You were right, it was a NM issue. Med pri router only: ip -6 route show 2001:418:8405:4002::2 via fe80::1841:1 dev eth1 metric 0 cache 2001:470:88ef:1::6 via fe80::1841:1 dev eth1 metric 0 cache 2001:470:88ef:1::1:0 via fe80::1841:1 dev eth1 metric 0 cache 2001:470:88ef:1:21b:21ff:fecd:95da via fe80::1841:1 dev eth1 metric 0 cache 2001:470:88ef:b::/64 dev eth1 proto kernel metric 256 expires 2591069sec fd7f:853:da5d:2::/64 dev eth1 proto kernel metric 256 expires 2591069sec unreachable fe80::/64 dev lo proto kernel metric 256 error -101 fe80::/64 dev eth2 proto kernel metric 256 fe80::/64 dev eth1 proto kernel metric 256 default via fe80::1841:1 dev eth1 proto ra metric 1024 expires 1657sec Added High: ip -6 route show 2001:470:88ef:1::6 via fe80::3825 dev eth1 metric 0 cache 2001:470:88ef:b::/64 dev eth1 proto kernel metric 256 expires 2591189sec fd7f:853:da5d:2::/64 dev eth1 proto kernel metric 256 expires 2591189sec unreachable fe80::/64 dev lo proto kernel metric 256 error -101 fe80::/64 dev eth2 proto kernel metric 256 fe80::/64 dev eth1 proto kernel metric 256 default via fe80::1841:1 dev eth1 proto ra metric 1024 expires 1662sec default via fe80::3825 dev eth1 proto ra metric 1024 expires 1776sec I do think that bug # 892059 is a duplicate of this due to the extra NM static route. Neil, would you like to verify and mark as duplicate?
*** Bug 892059 has been marked as a duplicate of this bug. ***
Confirmed, If I set the lifetimes of the routers to very low values, I see them age out, but the static route remains.
Ok, Reassigning this over to NetworkManager. I'll work with the maintainer to Nail down a solution to this: Dan, In summary of this issue, Michael is running an IPv6 network on which he has a subnet with 2 routers, 1 sending RA's with a high priority flag, and the other with a low priority flag. He observes that, if the low priority router issues an RA first, clients will use that router as their default gateway, even after the high priority router advertises its prefix. The problem stems from an odd behavior of NetworkManager. It seems, even though the default for the kernel is to use the router advertisements to generate default gateways, NetworkManager still adds a static route based on the first router advertisement that it gets a notification for via netlink. I can understand why it might want to do this if dhcpv6 is being used, but its incorrect to do when SLAAC is being used. NetworkManager I think should either: 1) Not add default gateways at all when SLAAC is being used, as the kernel will do this automatically 2) Disable the kernels ability to generate default routes based on router adverts.

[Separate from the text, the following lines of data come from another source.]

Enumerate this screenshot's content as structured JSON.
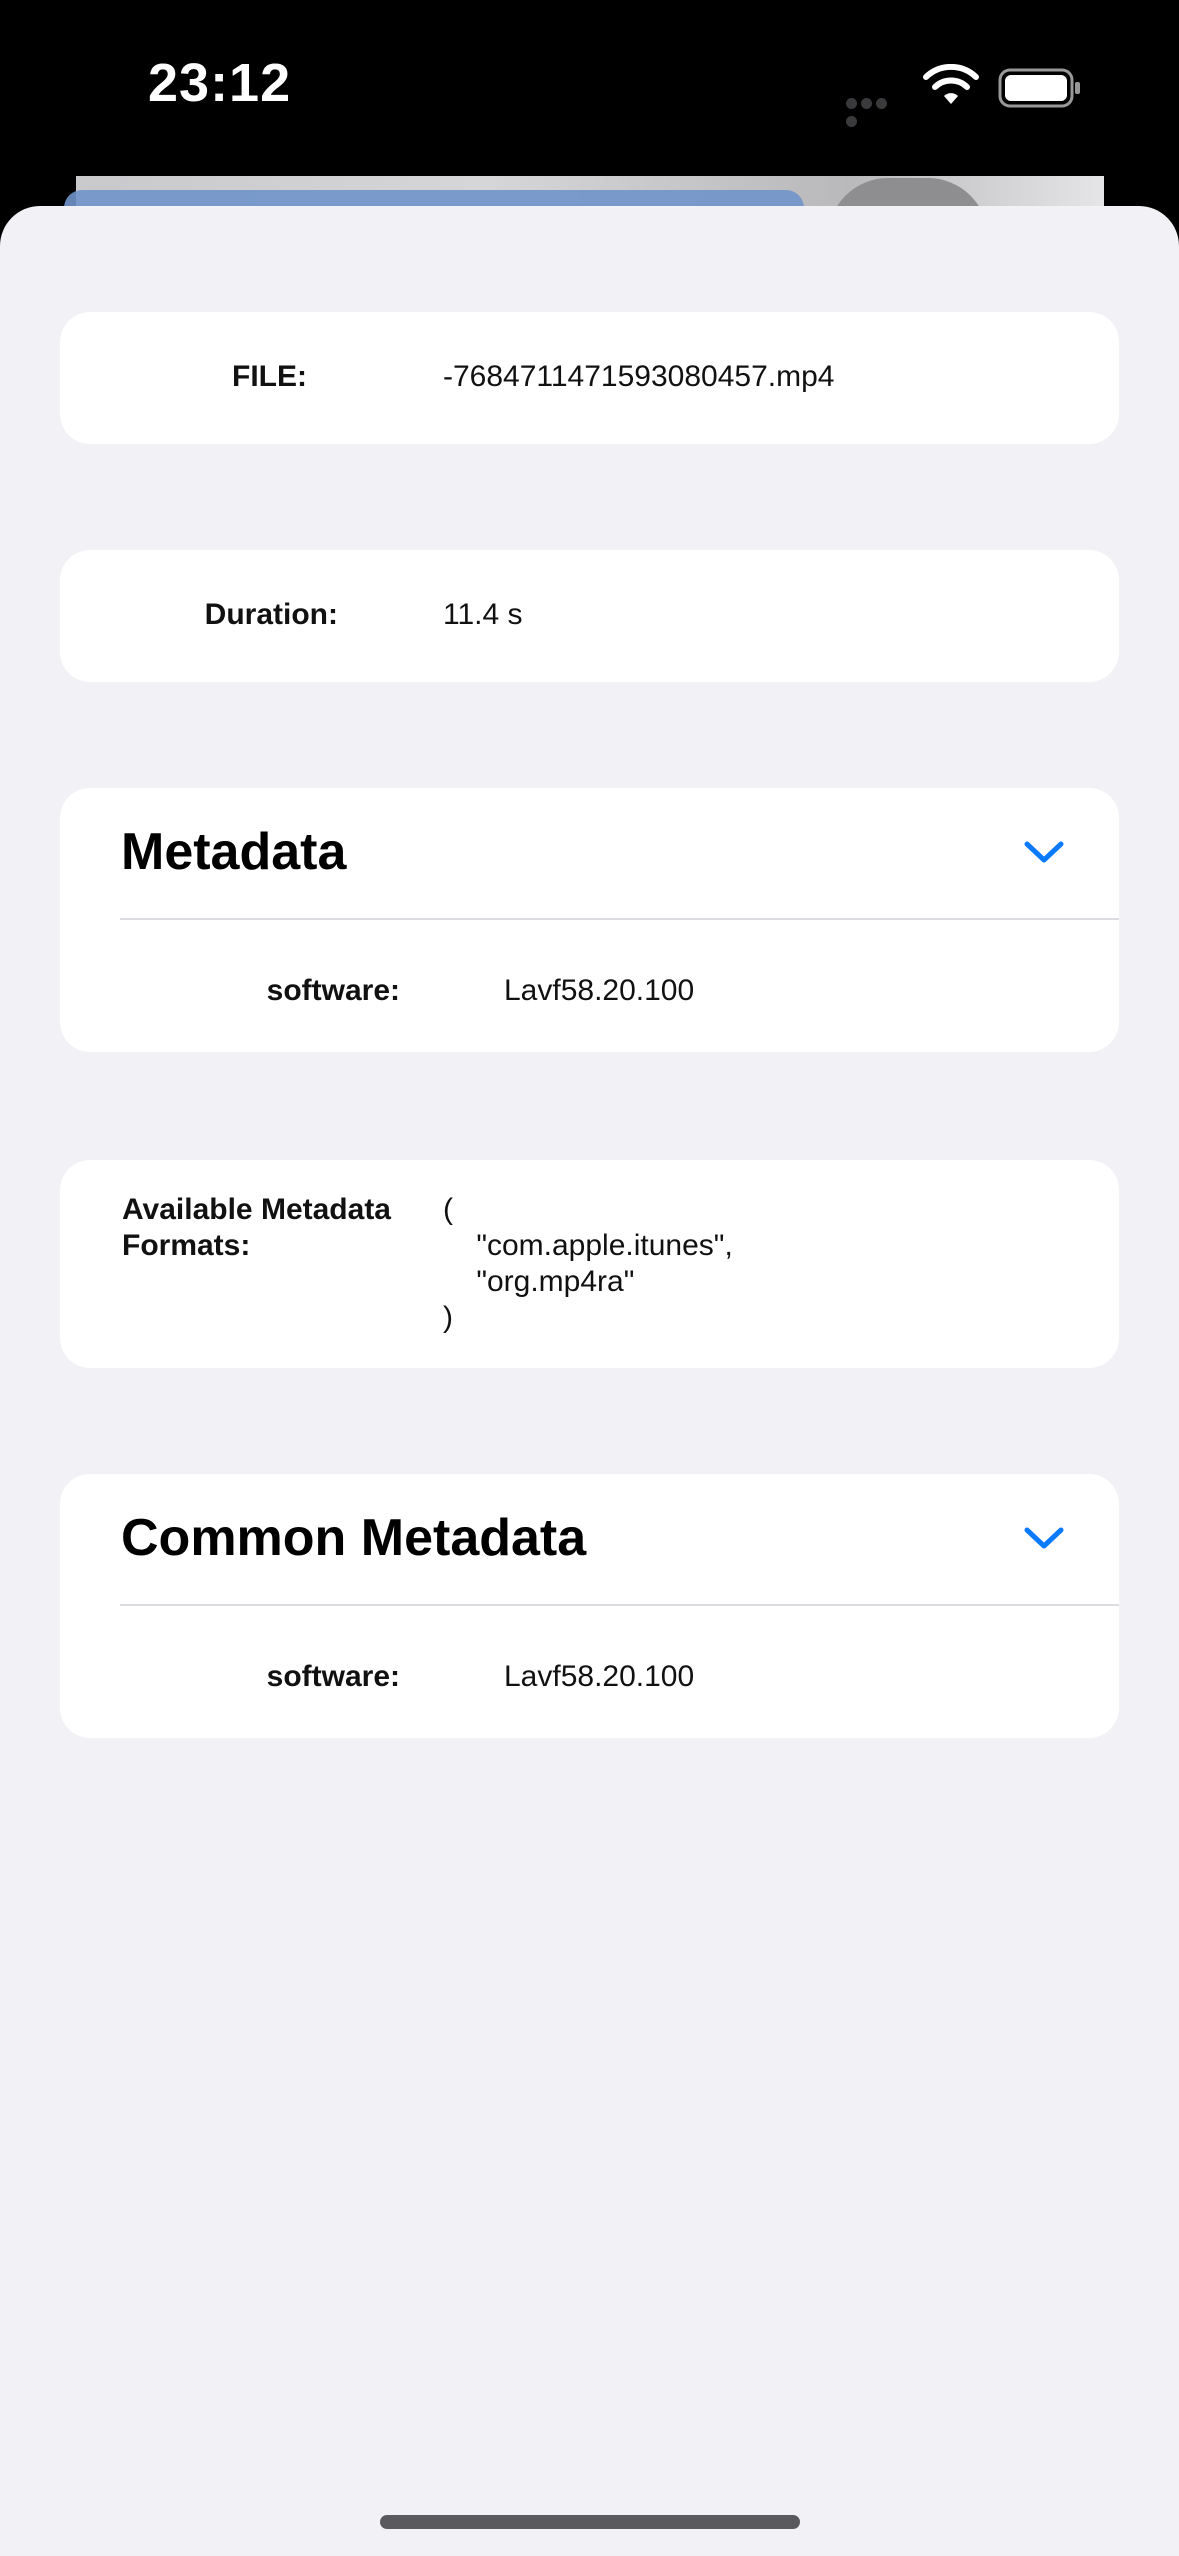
{
  "status_bar": {
    "time": "23:12"
  },
  "file_card": {
    "label": "FILE:",
    "value": "-7684711471593080457.mp4"
  },
  "duration_card": {
    "label": "Duration:",
    "value": "11.4 s"
  },
  "metadata_section": {
    "title": "Metadata",
    "rows": [
      {
        "label": "software:",
        "value": "Lavf58.20.100"
      }
    ]
  },
  "formats_card": {
    "label": "Available Metadata Formats:",
    "value": "(\n    \"com.apple.itunes\",\n    \"org.mp4ra\"\n)"
  },
  "common_metadata_section": {
    "title": "Common Metadata",
    "rows": [
      {
        "label": "software:",
        "value": "Lavf58.20.100"
      }
    ]
  },
  "colors": {
    "accent": "#0a7aff",
    "sheet_bg": "#f1f1f6",
    "card_bg": "#ffffff"
  },
  "icons": {
    "chevron": "chevron-down-icon",
    "wifi": "wifi-icon",
    "battery": "battery-icon"
  }
}
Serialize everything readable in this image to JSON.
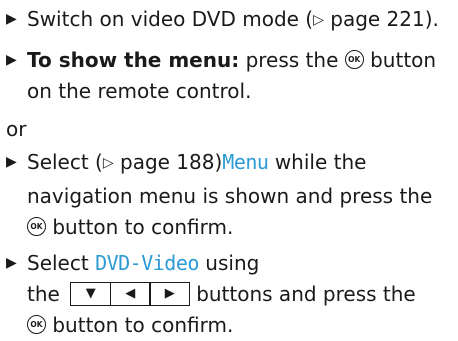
{
  "steps": {
    "s1": {
      "bullet": "▶",
      "text_before": "Switch on video DVD mode (",
      "pageref_icon": "▷",
      "pageref": " page 221)."
    },
    "s2": {
      "bullet": "▶",
      "bold": "To show the menu:",
      "text_before": " press the ",
      "ok_label": "OK",
      "text_after": " button",
      "line2": "on the remote control."
    },
    "or": "or",
    "s3": {
      "bullet": "▶",
      "text_before": "Select (",
      "pageref_icon": "▷",
      "pageref": " page 188)",
      "ui_label": "Menu",
      "text_after": " while the",
      "line2": "navigation menu is shown and press the",
      "ok_label": "OK",
      "line3": " button to confirm."
    },
    "s4": {
      "bullet": "▶",
      "text_before": "Select ",
      "ui_label": "DVD-Video",
      "text_after": " using",
      "line2_before": "the",
      "buttons": [
        "▼",
        "◀",
        "▶"
      ],
      "line2_after": "buttons and press the",
      "ok_label": "OK",
      "line3": " button to confirm."
    }
  }
}
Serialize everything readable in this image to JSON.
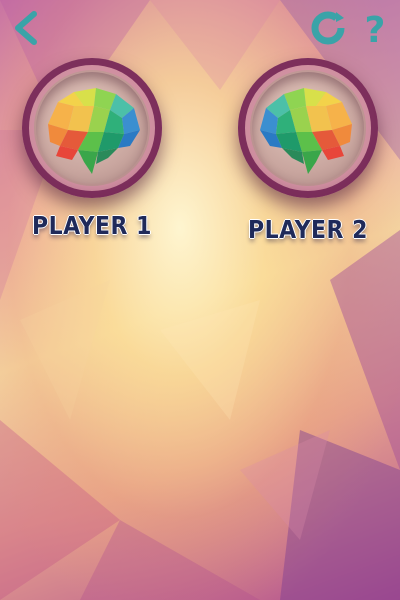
{
  "screen": {
    "colors": {
      "accent": "#3aa3a8",
      "label": "#1f2a5a"
    }
  },
  "toolbar": {
    "back_icon": "chevron-left-icon",
    "restart_icon": "restart-icon",
    "help_icon": "question-mark-icon",
    "help_glyph": "?"
  },
  "players": [
    {
      "label": "PLAYER 1",
      "icon": "brain-icon"
    },
    {
      "label": "PLAYER 2",
      "icon": "brain-icon"
    }
  ]
}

You can do this by: echo 0 > /proc/sys/net/ipv6/conf/all/accept_ra_defrtr echo 0 > /proc/sys/net/ipv6/conf/all/accept_ra_rtr_pref I would think the first option would be the better approach, as pursuing the second would imply that NetworkManager would then have to understand and parse router preference bits in the RA frame to add default gateways properly, and the netlink interface doesn't currently export that information to the best of my recollection.
One thing to check if anyone has access to an F18 box is whether this is still an issue in F18. We did some work after 0.9.6.4 on the static route thing. But the second issue with RA priority may not be fixed yet.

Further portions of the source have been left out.